17 avril 2008

Un parc pour la Mémoire

Rarement on se rend dans un parc avec un esprit de recueil et dont la promenade laisse un nœud dans la gorge, taisant tous les mots, étant le silence l’accompagnateur idéal le long du parcours. C’est la sensation que produit la visite du Parc de la Mémoire à Buenos Aires. Il s’agit d’un espace publique crée avec l’objectif de construire, récupérer et préserver la mémoire collective afin de participer à ce que les violations des Droits de l’Homme ne se reproduisent plus jamais.

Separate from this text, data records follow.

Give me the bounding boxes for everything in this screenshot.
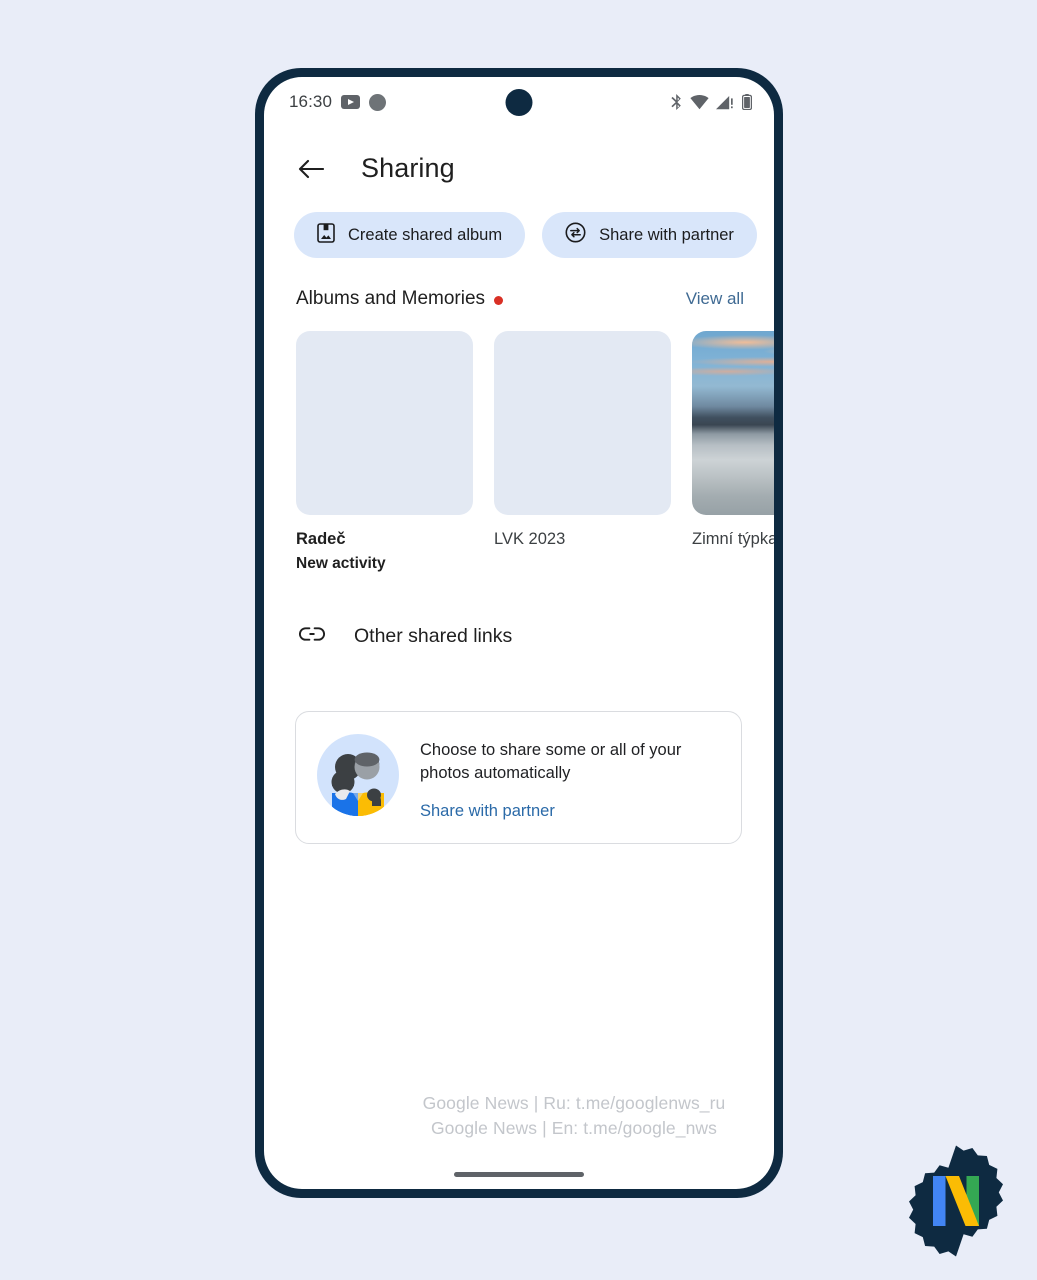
partner-card-share-link[interactable]: Share with partner (420, 802, 710, 821)
albums-section-header: Albums and Memories View all (264, 258, 774, 310)
app-bar: Sharing (264, 127, 774, 184)
phone-frame: 16:30 Sharing Create shared album Share … (255, 68, 783, 1198)
album-thumbnail (692, 331, 774, 515)
album-title: LVK 2023 (494, 530, 566, 548)
album-card[interactable]: Zimní týpka (692, 331, 774, 573)
watermark-line-en: Google News | En: t.me/google_nws (430, 1117, 718, 1138)
share-with-partner-chip-label: Share with partner (599, 225, 734, 244)
notification-dot-icon (369, 93, 387, 111)
wifi-icon (690, 94, 709, 110)
phone-screen: 16:30 Sharing Create shared album Share … (264, 77, 774, 1189)
partner-sharing-card[interactable]: Choose to share some or all of your phot… (295, 711, 742, 844)
home-gesture-indicator[interactable] (454, 1172, 584, 1177)
youtube-icon (341, 95, 361, 109)
album-title: Radeč (296, 530, 346, 548)
album-thumbnail (494, 331, 671, 515)
link-icon (298, 626, 326, 647)
albums-section-title: Albums and Memories (296, 288, 486, 309)
cellular-signal-icon (716, 95, 735, 110)
partner-card-description: Choose to share some or all of your phot… (420, 741, 682, 782)
other-shared-links-row[interactable]: Other shared links (264, 573, 774, 648)
action-chip-row: Create shared album Share with partner (264, 184, 774, 258)
battery-icon (742, 94, 752, 110)
status-bar-left-group: 16:30 (289, 92, 387, 112)
front-camera-punch-hole (505, 89, 533, 116)
status-bar: 16:30 (264, 77, 774, 127)
create-shared-album-label: Create shared album (348, 225, 503, 244)
swap-circle-icon (565, 222, 586, 248)
watermark: Google News | Ru: t.me/googlenws_ru Goog… (264, 1091, 774, 1141)
album-thumbnail (296, 331, 473, 515)
album-card[interactable]: LVK 2023 (494, 331, 671, 573)
watermark-line-ru: Google News | Ru: t.me/googlenws_ru (422, 1092, 726, 1113)
other-shared-links-label: Other shared links (354, 625, 513, 647)
page-title: Sharing (361, 153, 455, 183)
album-title: Zimní týpka (692, 530, 774, 548)
album-card[interactable]: Radeč New activity (296, 331, 473, 573)
back-button[interactable] (297, 155, 325, 183)
status-bar-clock: 16:30 (289, 92, 333, 111)
new-activity-badge-dot (494, 295, 504, 305)
bluetooth-icon (670, 93, 683, 111)
status-bar-right-group (670, 93, 752, 111)
partner-card-text-column: Choose to share some or all of your phot… (420, 734, 710, 821)
share-with-partner-chip[interactable]: Share with partner (542, 212, 757, 258)
albums-carousel[interactable]: Radeč New activity LVK 2023 Zimní týpka (264, 310, 774, 573)
two-people-illustration (317, 734, 399, 816)
create-shared-album-button[interactable]: Create shared album (294, 212, 526, 258)
album-subtitle: New activity (296, 555, 386, 572)
album-book-icon (317, 222, 335, 248)
view-all-link[interactable]: View all (686, 289, 744, 309)
news-badge-logo: N (898, 1143, 1014, 1259)
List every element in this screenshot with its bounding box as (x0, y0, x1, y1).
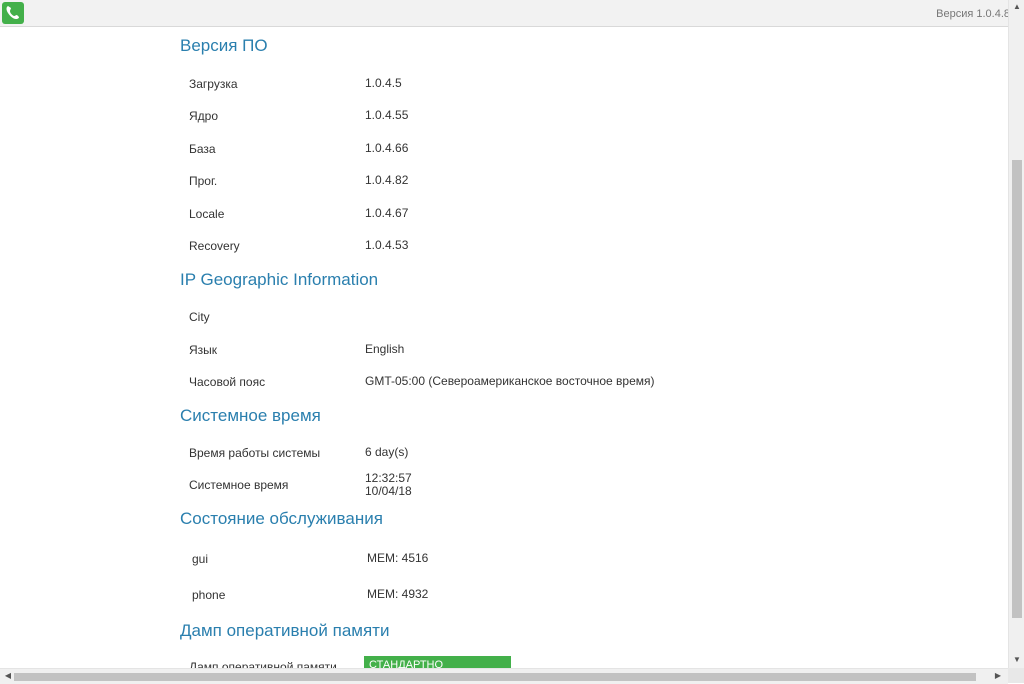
geo-label-city: City (189, 310, 210, 324)
system-uptime-value: 6 day(s) (365, 445, 409, 459)
version-label: Версия 1.0.4.8 (936, 8, 1010, 20)
service-value-gui: MEM: 4516 (367, 551, 429, 565)
firmware-value-boot: 1.0.4.5 (365, 76, 402, 90)
system-uptime-label: Время работы системы (189, 446, 321, 460)
geo-value-language: English (365, 342, 405, 356)
service-label-phone: phone (192, 588, 226, 602)
geo-value-timezone: GMT-05:00 (Североамериканское восточное … (365, 374, 655, 388)
firmware-label-recovery: Recovery (189, 239, 240, 253)
scroll-right-arrow-icon[interactable]: ▶ (990, 671, 1006, 680)
service-value-phone: MEM: 4932 (367, 587, 429, 601)
scrollbar-corner (1008, 668, 1024, 683)
firmware-label-kernel: Ядро (189, 109, 219, 123)
firmware-label-locale: Locale (189, 207, 225, 221)
section-title-service: Состояние обслуживания (180, 509, 383, 528)
firmware-value-base: 1.0.4.66 (365, 141, 409, 155)
firmware-label-prog: Прог. (189, 174, 218, 188)
status-content: Версия ПО Загрузка 1.0.4.5 Ядро 1.0.4.55… (0, 27, 1008, 668)
scroll-up-arrow-icon[interactable]: ▲ (1009, 2, 1024, 11)
top-bar: Версия 1.0.4.8 (0, 0, 1010, 27)
firmware-label-base: База (189, 142, 216, 156)
firmware-label-boot: Загрузка (189, 77, 238, 91)
geo-label-language: Язык (189, 343, 218, 357)
firmware-value-recovery: 1.0.4.53 (365, 238, 409, 252)
scroll-down-arrow-icon[interactable]: ▼ (1009, 655, 1024, 664)
firmware-value-prog: 1.0.4.82 (365, 173, 409, 187)
phone-logo-icon (2, 2, 24, 24)
section-title-memdump: Дамп оперативной памяти (180, 621, 390, 640)
vertical-scrollbar[interactable]: ▲ ▼ (1008, 0, 1024, 668)
memdump-label: Дамп оперативной памяти (189, 660, 337, 668)
system-date-value: 10/04/18 (365, 484, 412, 498)
section-title-geo: IP Geographic Information (180, 270, 379, 289)
firmware-value-kernel: 1.0.4.55 (365, 108, 409, 122)
section-title-system-time: Системное время (180, 406, 321, 425)
horizontal-scrollbar[interactable]: ◀ ▶ (0, 668, 1008, 684)
section-title-firmware: Версия ПО (180, 36, 268, 55)
memdump-mode-button[interactable]: СТАНДАРТНО (364, 656, 511, 668)
horizontal-scroll-thumb[interactable] (14, 673, 976, 681)
service-label-gui: gui (192, 552, 209, 566)
geo-label-timezone: Часовой пояс (189, 375, 266, 389)
firmware-value-locale: 1.0.4.67 (365, 206, 409, 220)
vertical-scroll-thumb[interactable] (1012, 160, 1022, 618)
system-time-label: Системное время (189, 478, 289, 492)
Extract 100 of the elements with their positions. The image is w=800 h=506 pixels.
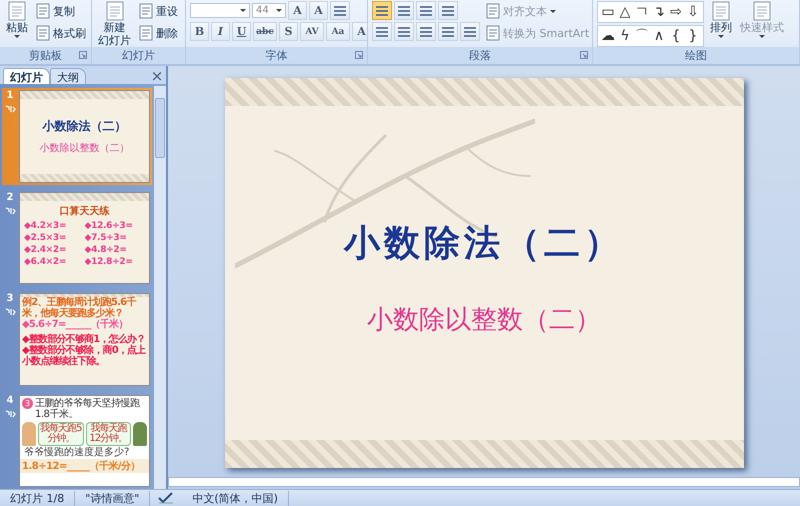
slide-text: ◆5.6÷7=______（千米） [21,319,129,330]
slide-text: ◆整数部分不够商1，怎么办？ [21,334,146,345]
ribbon-button[interactable]: 删除 [137,23,180,43]
font-name-field[interactable] [190,3,250,18]
exercise-text: ◆4.2×3= [24,220,68,230]
animation-icon [4,206,16,216]
exercise-text: ◆12.8÷2= [84,256,134,266]
lines-icon [419,24,433,38]
slide-text: ◆整数部分不够除，商0，点上小数点继续往下除。 [20,345,147,367]
slide-indicator: 幻灯片 1/8 [0,490,76,506]
font-size-field[interactable]: 44 [252,3,286,18]
lines-icon [333,4,347,18]
animation-icon [4,408,16,418]
slide-subtitle: 小数除以整数（二） [40,142,130,155]
spacing-button[interactable]: AV [300,22,324,41]
bold-button[interactable]: B [190,22,209,41]
case-button[interactable]: Aa [326,22,350,41]
ribbon-button[interactable]: 新建 幻灯片 [96,1,133,47]
strikethrough-button[interactable]: abc [253,22,277,41]
theme-name: "诗情画意" [75,490,150,506]
launcher-icon [580,51,588,59]
font-button[interactable]: A [288,1,307,20]
slide-thumbnail[interactable]: 例2、王鹏每周计划跑5.6千米，他每天要跑多少米？ ◆5.6÷7=______（千米） ◆整数部分不够商1，怎么办？ ◆整数部分不够除，商0，点上小数点继续往下除。 [19,293,150,386]
paragraph-button[interactable] [394,1,414,20]
number-badge: 3 [22,398,33,408]
font-button[interactable]: A [309,1,328,20]
page-icon [711,1,731,21]
slide-thumbnail-row[interactable]: 3 例2、王鹏每周计划跑5.6千米，他每天要跑多少米？ ◆5.6÷7=______（千米） ◆整数部分不够商1，怎么办？ ◆整数部分不够除，商0，点上小数点继续往下除。 [2,291,152,388]
page-icon [36,3,50,19]
exercise-text: ◆2.5×3= [24,232,68,242]
paragraph-button[interactable] [372,1,392,20]
animation-icon [4,104,16,114]
slide-number: 2 [6,192,14,202]
shadow-button[interactable]: S [279,22,298,41]
person-illustration [133,422,147,446]
paragraph-button[interactable] [416,1,436,20]
slide-thumbnail-row[interactable]: 1 小数除法（二） 小数除以整数（二） [2,88,152,184]
exercise-text: ◆4.8÷2= [84,244,128,254]
slide-thumbnail-row[interactable]: 2 口算天天练 ◆4.2×3= ◆12.6÷3= ◆2.5×3= ◆7.5÷3= ◆2.4×2= ◆4.8÷2= ◆6.4×2= ◆12.8÷2= [2,190,152,286]
slide-number: 1 [6,90,14,101]
exercise-text: ◆2.4×2= [24,244,68,254]
paragraph-button[interactable] [330,1,350,20]
lines-icon [397,24,411,38]
slide-thumbnail[interactable]: 小数除法（二） 小数除以整数（二） [19,90,150,182]
pane-tab[interactable]: 幻灯片 [3,68,50,84]
speech-bubble: 我每天跑5分钟。 [38,422,84,446]
slide-thumbnail-row[interactable]: 4 3 王鹏的爷爷每天坚持慢跑1.8千米。 我每天跑5分钟。 我每天跑12分钟。 爷爷慢跑的速度是多少? 1.8÷12=_____（千米/分） [2,392,152,489]
font-button[interactable]: A [352,22,367,41]
slide-number: 3 [6,293,14,304]
slide-thumbnail[interactable]: 3 王鹏的爷爷每天坚持慢跑1.8千米。 我每天跑5分钟。 我每天跑12分钟。 爷爷慢跑的速度是多少? 1.8÷12=_____（千米/分） [19,394,150,487]
exercise-text: ◆6.4×2= [24,256,68,266]
paragraph-button[interactable] [460,22,480,41]
ribbon-button[interactable]: 重设 [137,1,180,21]
paragraph-button[interactable] [372,22,392,41]
paragraph-button[interactable] [416,22,436,41]
page-icon [139,25,153,41]
launcher-icon [79,51,87,59]
ribbon-button[interactable]: 粘贴 [4,1,30,38]
lines-icon [463,24,477,38]
caret-icon [759,35,765,38]
caret-icon [718,35,724,38]
italic-button[interactable]: I [211,22,230,41]
lines-icon [419,4,433,18]
lines-icon [441,4,455,18]
page-icon [7,1,27,21]
lines-icon [375,24,389,38]
slide-number: 4 [6,394,14,406]
ribbon-button[interactable]: 复制 [34,1,77,21]
language-indicator: 中文(简体，中国) [182,490,289,506]
group-label: 幻灯片 [122,48,155,63]
person-illustration [22,422,36,446]
exercise-text: ◆7.5÷3= [84,232,128,242]
paragraph-button[interactable] [394,22,414,41]
pane-tab[interactable]: 大纲 [50,68,86,84]
underline-button[interactable]: U [232,22,251,41]
group-label: 剪贴板 [29,48,62,63]
group-label: 绘图 [685,48,707,63]
slide-title: 小数除法（二） [344,222,624,266]
caret-icon [550,10,556,12]
slide-title: 口算天天练 [58,204,110,218]
scrollbar[interactable] [154,86,166,489]
lines-icon [397,4,411,18]
group-label: 段落 [469,48,491,63]
slide-title: 小数除法（二） [42,118,126,135]
page-icon [36,25,50,41]
ribbon-button[interactable]: 格式刷 [34,23,88,43]
close-button[interactable]: × [148,69,166,84]
paragraph-button[interactable] [438,1,458,20]
spellcheck-icon [158,492,174,504]
formula-text: 1.8÷12=_____（千米/分） [20,458,149,472]
ribbon-button[interactable]: 排列 [708,1,734,38]
paragraph-button[interactable] [438,22,458,41]
shape-gallery[interactable]: ▭ △ ㄱ ↴ ⇨ ⇩ [597,1,704,23]
caret-icon [14,35,20,38]
slide-text: 王鹏的爷爷每天坚持慢跑1.8千米。 [35,398,141,420]
scrollbar[interactable] [168,477,800,487]
slide-thumbnail[interactable]: 口算天天练 ◆4.2×3= ◆12.6÷3= ◆2.5×3= ◆7.5÷3= ◆2.4×2= ◆4.8÷2= ◆6.4×2= ◆12.8÷2= [19,192,150,284]
speech-bubble: 我每天跑12分钟。 [86,422,131,446]
caret-icon [240,9,246,12]
shape-gallery[interactable]: ☁ ϟ ⌒ ∧ { } [597,25,704,47]
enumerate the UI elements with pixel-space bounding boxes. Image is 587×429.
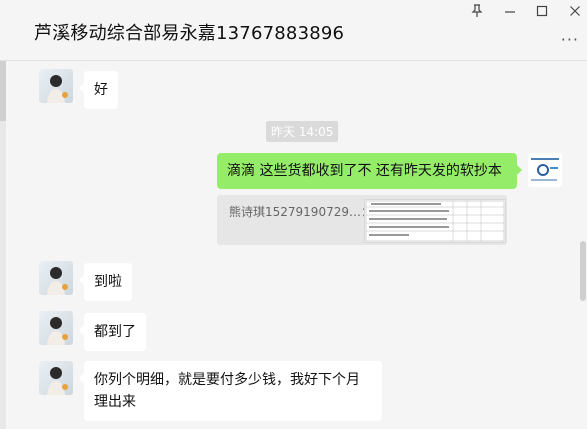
close-icon[interactable] [565,4,585,22]
quoted-message[interactable]: 熊诗琪15279190729…： [217,195,507,245]
message-list[interactable]: 好 昨天 14:05 滴滴 这些货都收到了不 还有昨天发的软抄本 熊诗琪1527… [0,61,587,429]
quote-image[interactable] [364,199,506,243]
avatar[interactable] [39,311,73,345]
quote-text: 熊诗琪15279190729…： [229,205,373,219]
timestamp: 昨天 14:05 [266,121,339,142]
message-bubble[interactable]: 你列个明细，就是要付多少钱，我好下个月理出来 [79,361,382,421]
message-bubble[interactable]: 都到了 [79,313,146,351]
avatar[interactable] [39,69,73,103]
more-icon[interactable]: ··· [561,30,579,49]
avatar[interactable] [528,153,562,187]
avatar[interactable] [39,261,73,295]
title-bar: 芦溪移动综合部易永嘉13767883896 ··· [0,0,587,61]
my-message-bubble[interactable]: 滴滴 这些货都收到了不 还有昨天发的软抄本 [217,153,522,189]
minimize-icon[interactable] [500,4,520,22]
left-edge [0,61,6,429]
pin-icon[interactable] [467,4,487,22]
chat-title: 芦溪移动综合部易永嘉13767883896 [34,23,345,44]
message-bubble[interactable]: 好 [79,71,118,109]
message-bubble[interactable]: 到啦 [79,263,132,301]
maximize-icon[interactable] [532,4,552,22]
scrollbar[interactable] [580,61,586,429]
avatar[interactable] [39,361,73,395]
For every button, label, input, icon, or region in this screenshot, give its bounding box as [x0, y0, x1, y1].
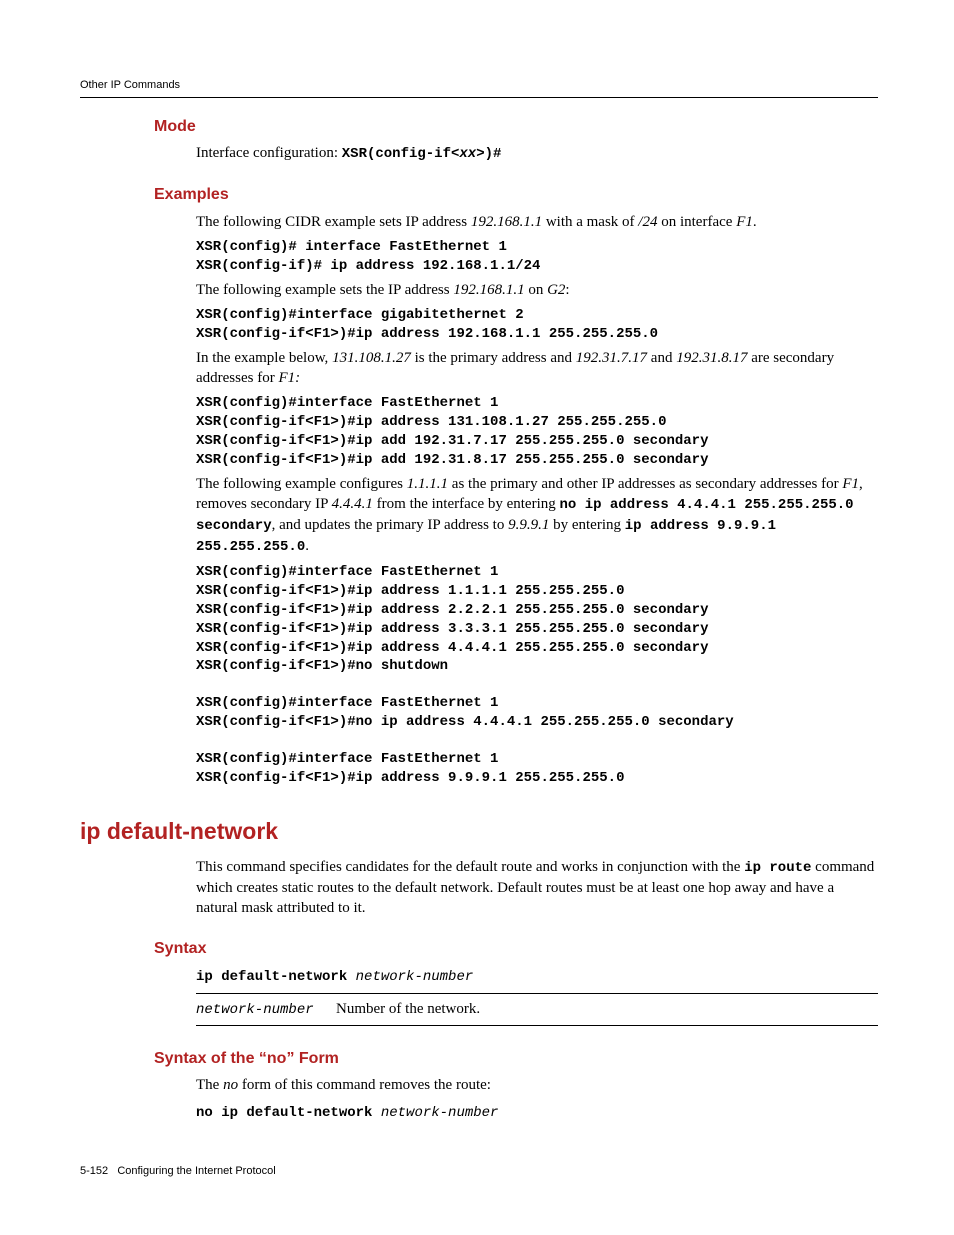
example-1-code: XSR(config)# interface FastEthernet 1 XS…	[196, 238, 878, 276]
noform-syntax: no ip default-network network-number	[196, 1102, 878, 1123]
mode-code-italic: xx	[459, 146, 476, 162]
section-heading-examples: Examples	[154, 184, 878, 206]
page-footer: 5-152 Configuring the Internet Protocol	[80, 1164, 276, 1179]
header-rule	[80, 97, 878, 98]
example-3-code: XSR(config)#interface FastEthernet 1 XSR…	[196, 394, 878, 470]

Ce parc, qui englobe 14 hectares d’espace vert au bord du fleuve de La Plata, à été mis en œuvre en 2001 à la demande d’une commission composée d’organisations de Droit de l’Homme, les Mères et Grands-Mères de la Place de Mai, des familiers des disparus et des membres du gouvernement de la ville de Buenos Aires. L’objectif étant d’obtenir un monument pour rendre hommage aux victimes du terrorisme d’état.
Ce parc a de cette manière une valeur testimoniale unique en Argentine. Il héberge le Monument aux Victimes de la Terreur de l’Etat, formée par quatre stèles donnant la forme d’une coupure, d’une blessure ouverte sur une pelouse qui finit dans le fleuve. Des plaques sur les stèles contiennent les noms des détenus-disparus et assassinés pendant les années qui débutent depuis « le Cordobazo » (1969) jusqu’à la fin de la dictature militaire (1983).
Ce monument est le premier mémorial consacré en Argentine pour rendre hommage aux victimes des années les plus noires du pays. La plaie qu’elle représente marque sur le territoire argentin une douleur qui sera toujours présente. L’idée est de la parcourir et d’arriver jusqu’au fleuve qui a toute la valeur du symbole, car c’est dans ces eaux que les victimes ont été jetées par les « vols de la mort » .
Les corps absents, ce parc rend hommage aux noms de ceux qui se sont battus pour un pays meilleur. De même, des sculptures d’artistes argentins et internationaux sont érigées dans une partie du parc pour que l'art participe également au témoignage.
Il y avait peu d’endroits dans la capitale argentine pour réaliser ce projet, car, comme on entend habituellement, la ville a été bâtie avec la particularité assez troublante de tourner le dos au grand fleuve. Les faits sont là, il faut désormais les regarder en face ; la construction de ce parc fait que pour la première fois la ville de Buenos Aires se retourne face à son fleuve.